Several limitations are apparent in this study. First, this study was conducted at a single institution, and the sample size was relatively small, so the results will not necessarily reflect the worldwide clinical environment. We must therefore analyze huge datasets from other countries and ethnicities to predict CKD progression more precisely in future studies. Second, we used only a single machine learning algorithm to predict the result of cluster analysis and did not compare results with those from other prediction models such as random forests, support vector machine or logistic regression. Although LightGBM is considered a superior performance algorithm, the interpretation of this study might have differed if other algorithms had been used. Validation studies are still needed to clarify the superiority of LightGBM compared to other algorithm method. Third, in the present study, patients were stratified into 5 classes with similar trajectories by cluster analysis based on 5-year changes in eGFR and the results suggested that reduction in eGFR was remarkedly larger in Class 5. It is also remarkedly crucial in clinical practice whether this class stratification is associated with mortality risk in these patients, although we could not assess these analyses in the present study. This point should be determined in future studies, as well. Forth, Patients without serum creatinine data were excluded, but those without urinary protein data were not excluded in the present study (n = 19). As conducting urinary tests were determined by their attending physician, the detailed reasons why the urinary tests were not conducting were unclear in these patients. Urinary protein has a significant effect on both diagnosis of CKD and its progression and missing data of urinary protein could affect the results, however, in LightGBM, missing values are ignored during a split and allocated to whichever side reduces the loss the most, so a little data missing dose not significantly affect the results.

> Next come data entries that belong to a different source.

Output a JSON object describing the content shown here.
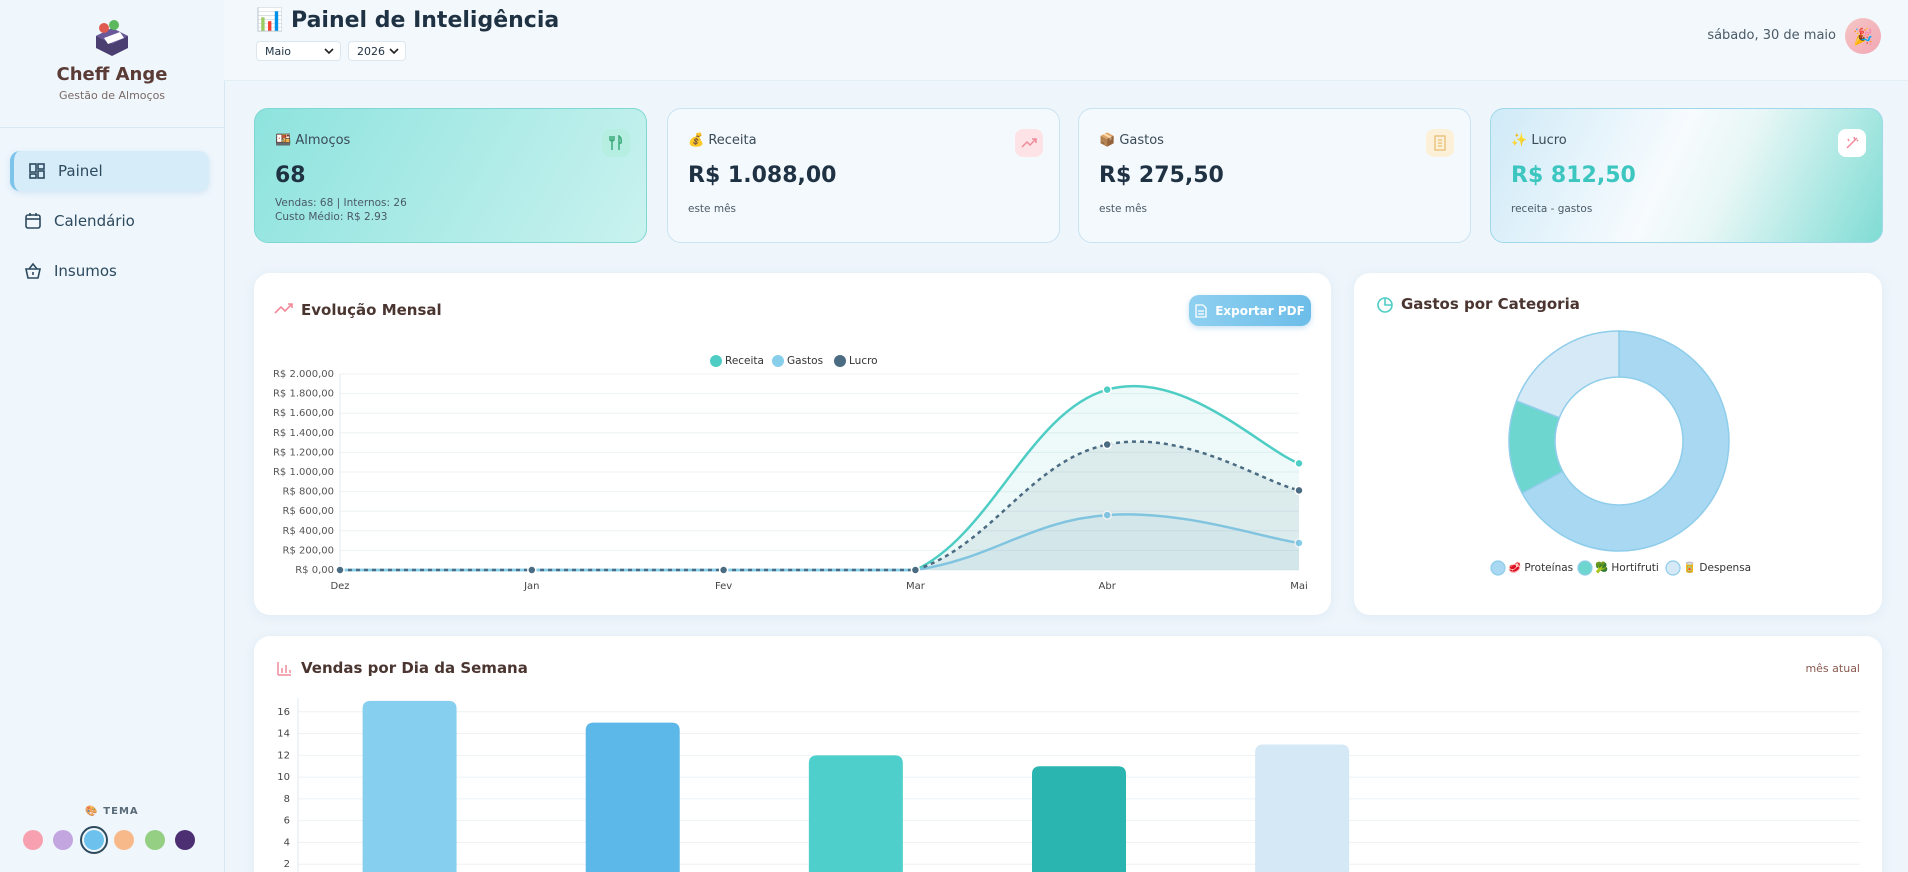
{
  "sidebar": {
    "brand": "Cheff Ange",
    "tagline": "Gestão de Almoços",
    "nav": [
      "Painel",
      "Calendário",
      "Insumos"
    ],
    "theme_label": "🎨 TEMA"
  },
  "header": {
    "title": "📊 Painel de Inteligência",
    "month": "Maio",
    "year": "2026",
    "date": "sábado, 30 de maio"
  },
  "cards": [
    {
      "label": "🍱 Almoços",
      "value": "68",
      "lines": [
        "Vendas: 68 | Internos: 26",
        "Custo Médio: R$ 2.93"
      ]
    },
    {
      "label": "💰 Receita",
      "value": "R$ 1.088,00",
      "lines": [
        "este mês"
      ]
    },
    {
      "label": "📦 Gastos",
      "value": "R$ 275,50",
      "lines": [
        "este mês"
      ]
    },
    {
      "label": "✨ Lucro",
      "value": "R$ 812,50",
      "lines": [
        "receita - gastos"
      ]
    }
  ],
  "export_button": "Exportar PDF",
  "chart_data": [
    {
      "type": "line",
      "title": "Evolução Mensal",
      "categories": [
        "Dez",
        "Jan",
        "Fev",
        "Mar",
        "Abr",
        "Mai"
      ],
      "series": [
        {
          "name": "Receita",
          "color": "#4ecdc4",
          "values": [
            0,
            0,
            0,
            0,
            1840,
            1088
          ]
        },
        {
          "name": "Gastos",
          "color": "#87ceeb",
          "values": [
            0,
            0,
            0,
            0,
            560,
            275.5
          ]
        },
        {
          "name": "Lucro",
          "color": "#4a6b82",
          "values": [
            0,
            0,
            0,
            0,
            1280,
            812.5
          ],
          "dashed": true
        }
      ],
      "ylim": [
        0,
        2000
      ],
      "yticks": [
        {
          "value": 0,
          "label": "R$ 0,00"
        },
        {
          "value": 200,
          "label": "R$ 200,00"
        },
        {
          "value": 400,
          "label": "R$ 400,00"
        },
        {
          "value": 600,
          "label": "R$ 600,00"
        },
        {
          "value": 800,
          "label": "R$ 800,00"
        },
        {
          "value": 1000,
          "label": "R$ 1.000,00"
        },
        {
          "value": 1200,
          "label": "R$ 1.200,00"
        },
        {
          "value": 1400,
          "label": "R$ 1.400,00"
        },
        {
          "value": 1600,
          "label": "R$ 1.600,00"
        },
        {
          "value": 1800,
          "label": "R$ 1.800,00"
        },
        {
          "value": 2000,
          "label": "R$ 2.000,00"
        }
      ],
      "grid": true,
      "legend": "top"
    },
    {
      "type": "pie",
      "title": "Gastos por Categoria",
      "categories": [
        "🥩 Proteínas",
        "🥦 Hortifruti",
        "🥫 Despensa"
      ],
      "values": [
        185,
        38,
        52.5
      ],
      "colors": [
        "#a8d8f2",
        "#6dd6cf",
        "#d6e9f6"
      ],
      "donut": true,
      "legend": "bottom"
    },
    {
      "type": "bar",
      "title": "Vendas por Dia da Semana",
      "subtitle": "mês atual",
      "categories": [
        null,
        null,
        null,
        null,
        null,
        null,
        null
      ],
      "values": [
        17,
        15,
        12,
        11,
        13,
        0,
        0
      ],
      "colors": [
        "#87cfee",
        "#5bb8e8",
        "#4ecfcb",
        "#2bb5b0",
        "#d4e8f5",
        "#87cfee",
        "#5bb8e8"
      ],
      "ylim": [
        0,
        18
      ],
      "yticks": [
        2,
        4,
        6,
        8,
        10,
        12,
        14,
        16
      ],
      "grid": true
    }
  ]
}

Nevertheless, we have presented here a new approach using cluster analysis and a LightGBM algorithm to stratify patients according to the transition of eGFR and to identify important clinical features for the progression of CKD by prediction modeling. Identifying subgroups with rapid declines in eGFR such as Class 5 is difficult without cluster analysis, and LightGBM allows prediction with higher accuracy than conventional methods without imputation of lacking data. This approach should be applied with big data, including patients in other countries, to clarify the clinical time course of CKD and identify important clinical factors for preventing progression of CKD.